Monday, April 12, 2010


I see two piles of ragdolls. There must be a dozen or more in each pile. Each doll is seven or eight inches tall and is made of two pieces of material stuffed with rags and sewn together on the sides. The arms and legs of each doll are short and thick and each doll is made of a differently patterned red and white material.

Except for the dolls, which rest on a table that emits a soft red glow, I am surrounded by a misty, swirling blackness. I can see myself from about mid-thigh up. I can feel my feet and legs, but I cannot see them.

I gravitate toward the pile of dolls on the left. These dolls are well-loved. Their fabric is worn and the stitching has unraveled in places. I pick up one of the dolls and hold it, and I am overcome with emotion because I know that it provided generations of children joy and comfort.

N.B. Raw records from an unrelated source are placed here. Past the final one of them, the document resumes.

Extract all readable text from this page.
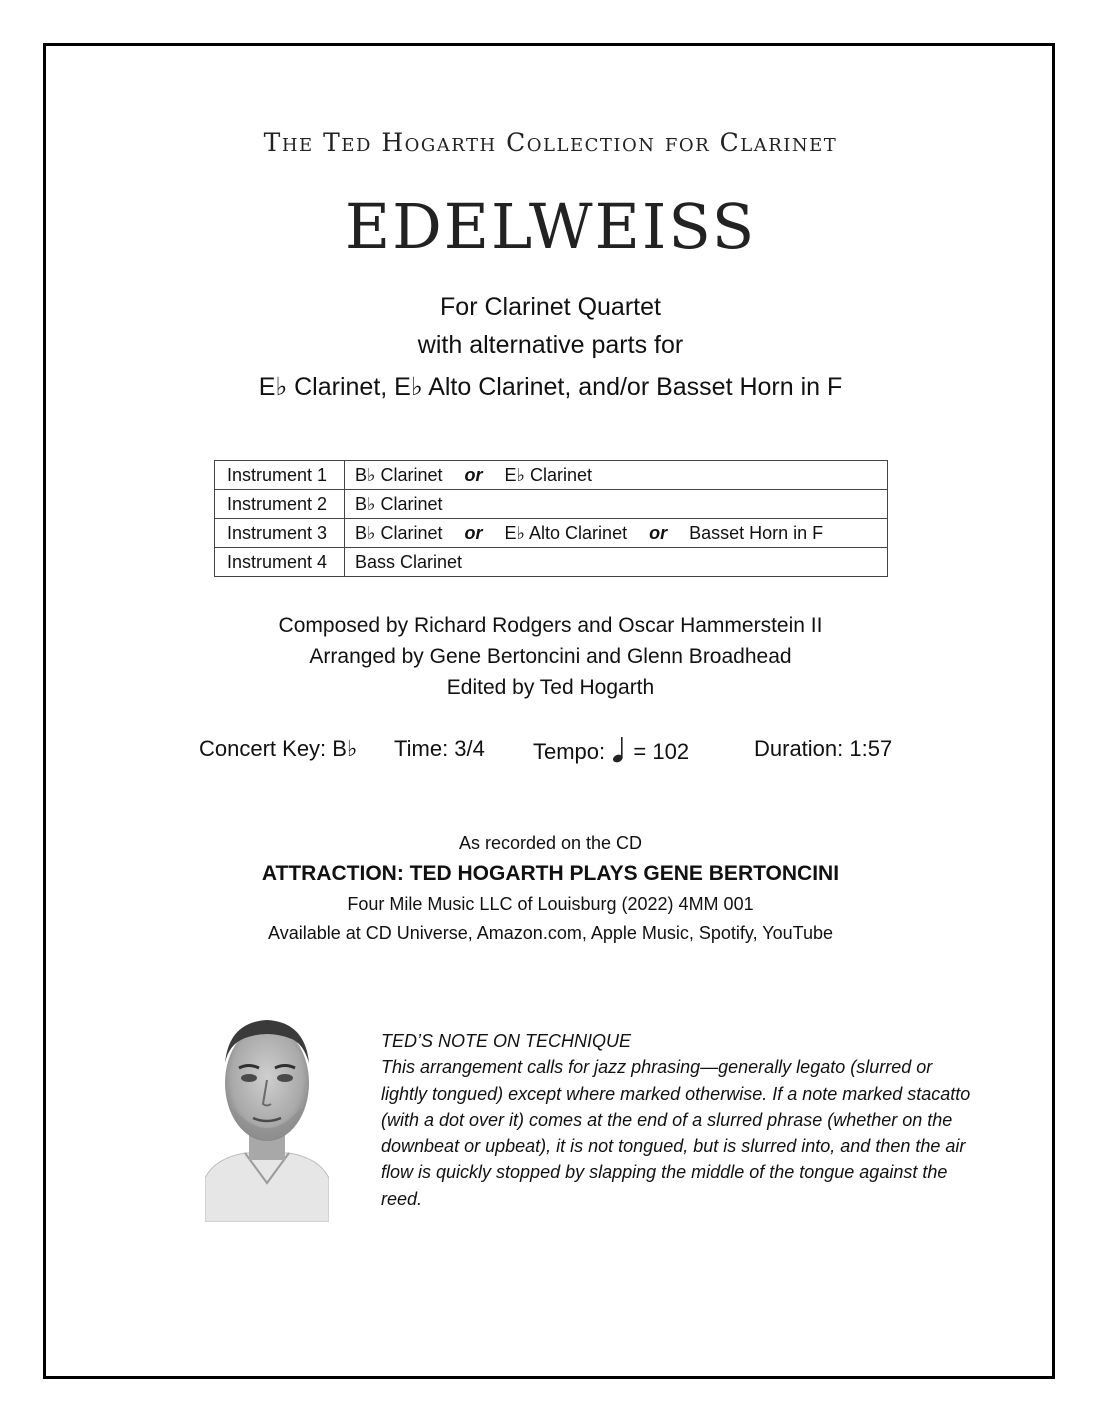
The Ted Hogarth Collection for Clarinet
EDELWEISS
For Clarinet Quartet
with alternative parts for
E♭ Clarinet, E♭ Alto Clarinet, and/or Basset Horn in F
Instrument 1	B♭ Clarinet or E♭ Clarinet
Instrument 2	B♭ Clarinet
Instrument 3	B♭ Clarinet or E♭ Alto Clarinet or Basset Horn in F
Instrument 4	Bass Clarinet
Composed by Richard Rodgers and Oscar Hammerstein II
Arranged by Gene Bertoncini and Glenn Broadhead
Edited by Ted Hogarth
Concert Key: B♭ Time: 3/4 Tempo: = 102	Duration: 1:57
As recorded on the CD
ATTRACTION: TED HOGARTH PLAYS GENE BERTONCINI
Four Mile Music LLC of Louisburg (2022) 4MM 001
Available at CD Universe, Amazon.com, Apple Music, Spotify, YouTube
TED’S NOTE ON TECHNIQUE
This arrangement calls for jazz phrasing—generally legato (slurred or lightly tongued) except where marked otherwise. If a note marked stacatto (with a dot over it) comes at the end of a slurred phrase (whether on the downbeat or upbeat), it is not tongued, but is slurred into, and then the air flow is quickly stopped by slapping the middle of the tongue against the reed.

Someone I know very well, yet am unfamiliar with, gently takes the doll from my hands and leads me to the pile of dolls on the right. These dolls are brand new. They are decorated with fine lace and bright, red jewels. Like the other dolls, each of these dolls is slightly different from the others.

I get the impression that I belong to this pile of dolls, that these are the dolls I am supposed to bond with. But I love the familiarity of the well-worn dolls and head back to those. Now several people I know very well, yet do not know, gently guide me back to the new pile. This is where you belong, they say without speaking any words. This is where you are supposed to be. The new dolls are lovely. They are breathtakingly beautiful, but I look longingly back at the old dolls. I am incredibly, heartbreakingly sad.

Then, as I turn back to the new pile I see Colby in the distance. He standing with his arms crossed on his chest and is leaning on something, a post maybe, to his left. I can't see what it is for it is shrouded in the black mist. Colby is dressed as I have seen him in other dreams: light blue jeans, white athletic shoes, light blue striped polo shirt. Colby gives me an encouraging nod and a smile before he fades into the swirling mist.

Reluctantly, I turn to the new pile of dolls, pick up a particularly beautiful bejeweled one, and begin to cry. The familiar people I do not know surround me. Everything, they say, will be okay. Is okay. Someday maybe I can believe them.